An asset is something that provides value to a company. It’s not necessarily something physical or tangible, such as a building. Assets can also be intangible, like intellectual property or pending accounts receivables.

Assets can also be current or fixed. Existing assets are things a company can convert into cash within a year. For example, an organization sells inventory from six months ago.

On the other hand, fixed assets are not easily converted into cash. These are assets a company typically maintains for more than a year. Examples include facilities and manufacturing equipment.

4. Earnings Per Share

Own stock in a company? Its earnings per share is a number you’ll want to watch and understand. Earnings per share can depict the organization’s overall financial stability.

Analysts calculate the number by subtracting preferred dividends from net income. They then divide the result by the number of shares. Earnings per share, or EPS, gives investors a sense of what they can expect to earn from their stock.

5. Balance Sheet

A firm’s balance sheet says what it is worth on the books. This is known as “book value,” as opposed to market value. Think of it as the difference between the price you paid for your home versus what you could sell it for today. The first is book value, and the second is market value.

A balance sheet’s formula is assets plus liabilities equals owners’ equity. The book value of outstanding stock and retained earnings must equal the book value of assets plus liabilities.

From a balance sheet, you can determine the company’s liquidity. You can also find out the organization’s return on assets and equity. These numbers tell you whether a firm is “cash poor” and how effective the use of assets and equity is.

6. Capital Gain or Loss

A capital gain occurs when you sell an asset for more than you paid (or invested in it). For example, let’s say you bought your home 12 years ago for $200,000. Over those 12 years, you invested an additional $50,000 in upgrades and improvements.

This year, you are selling your home for $350,000. Your capital gain is $100,000. However, a capital loss happens when you sell an asset for less than what you paid or invested. For example, let’s say you sell your home for $150,000 instead. You now have a capital loss of $100,000.

7. Cash Flow

Another financial statement that publicly traded companies publish is the statement of cash flows. That statement reflects how much is going in and out of a firm based on sales, investments, loans, or other types of financing.

A cash flow refers to the net cash that stems from one of the above activities. Companies with more cash flow from financing or investing could be headed for financial trouble. That’s because these firms cannot sustain enough revenue from products and services.

8. Depreciation

This is an important term and concept to understand because it reflects an asset’s decrease in value. Many companies use a depreciation method to spread the value reduction over time. For example, the straight-line depreciation method is so common because it’s simple.
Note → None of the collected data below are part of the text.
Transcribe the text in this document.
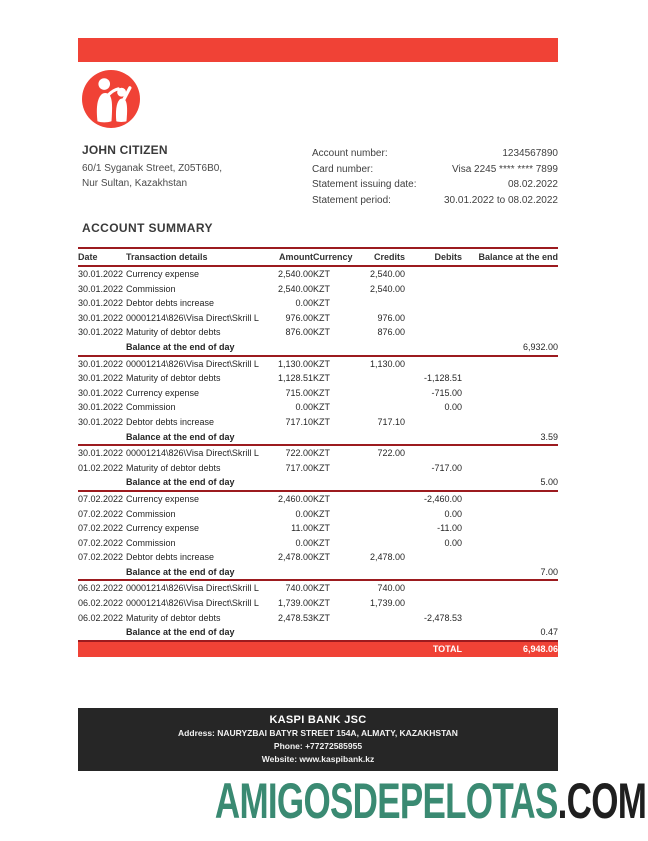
JOHN CITIZEN
60/1 Syganak Street, Z05T6B0,
Nur Sultan, Kazakhstan
Account number:	1234567890
Card number:	Visa 2245 **** **** 7899
Statement issuing date:	08.02.2022
Statement period:	30.01.2022 to 08.02.2022
ACCOUNT SUMMARY
Date	Transaction details	Amount	Currency	Credits	Debits	Balance at the end
30.01.2022	Currency expense	2,540.00	KZT	2,540.00		
30.01.2022	Commission	2,540.00	KZT	2,540.00		
30.01.2022	Debtor debts increase	0.00	KZT			
30.01.2022	00001214\826\Visa Direct\Skrill L	976.00	KZT	976.00		
30.01.2022	Maturity of debtor debts	876.00	KZT	876.00		
	Balance at the end of day					6,932.00
30.01.2022	00001214\826\Visa Direct\Skrill L	1,130.00	KZT	1,130.00		
30.01.2022	Maturity of debtor debts	1,128.51	KZT		-1,128.51	
30.01.2022	Currency expense	715.00	KZT		-715.00	
30.01.2022	Commission	0.00	KZT		0.00	
30.01.2022	Debtor debts increase	717.10	KZT	717.10		
	Balance at the end of day					3.59
30.01.2022	00001214\826\Visa Direct\Skrill L	722.00	KZT	722.00		
01.02.2022	Maturity of debtor debts	717.00	KZT		-717.00	
	Balance at the end of day					5.00
07.02.2022	Currency expense	2,460.00	KZT		-2,460.00	
07.02.2022	Commission	0.00	KZT		0.00	
07.02.2022	Currency expense	11.00	KZT		-11.00	
07.02.2022	Commission	0.00	KZT		0.00	
07.02.2022	Debtor debts increase	2,478.00	KZT	2,478.00		
	Balance at the end of day					7.00
06.02.2022	00001214\826\Visa Direct\Skrill L	740.00	KZT	740.00		
06.02.2022	00001214\826\Visa Direct\Skrill L	1,739.00	KZT	1,739.00		
06.02.2022	Maturity of debtor debts	2,478.53	KZT		-2,478.53	
	Balance at the end of day					0.47
					TOTAL	6,948.06
KASPI BANK JSC
Address: NAURYZBAI BATYR STREET 154A, ALMATY, KAZAKHSTAN
Phone: +77272585955
Website: www.kaspibank.kz
AMIGOSDEPELOTAS.COM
A firm figures out the total depreciation amount and divides it by the time period. So, a vehicle will lose $10,000 of its original value over a 10-year lifecycle. Therefore, the annual depreciation cost is $1,000 each year.

9. Liabilities

Liabilities are what the company owes. Like assets, liabilities can be current or long-term. Current liabilities are obligations the firm must fulfill within a year. Long-term liabilities are debts the company will pay off in more than a year.

A current liability might be an invoice for landscaping services due in 30 days. Long-term liabilities can include five-year leases on buildings.

10. Net Worth

Net worth represents the value of someone’s assets minus any liabilities. Think of it as equity in a home. For example, if your home has a market value of $550,000, but you owe $200,000 on your mortgage. So, the net worth of your home is $350,000.

Negative or small net worth can indicate or predict future financial difficulties. For example, if you don’t have enough balance between your assets and liabilities, you could face problems paying your bills or bankruptcy.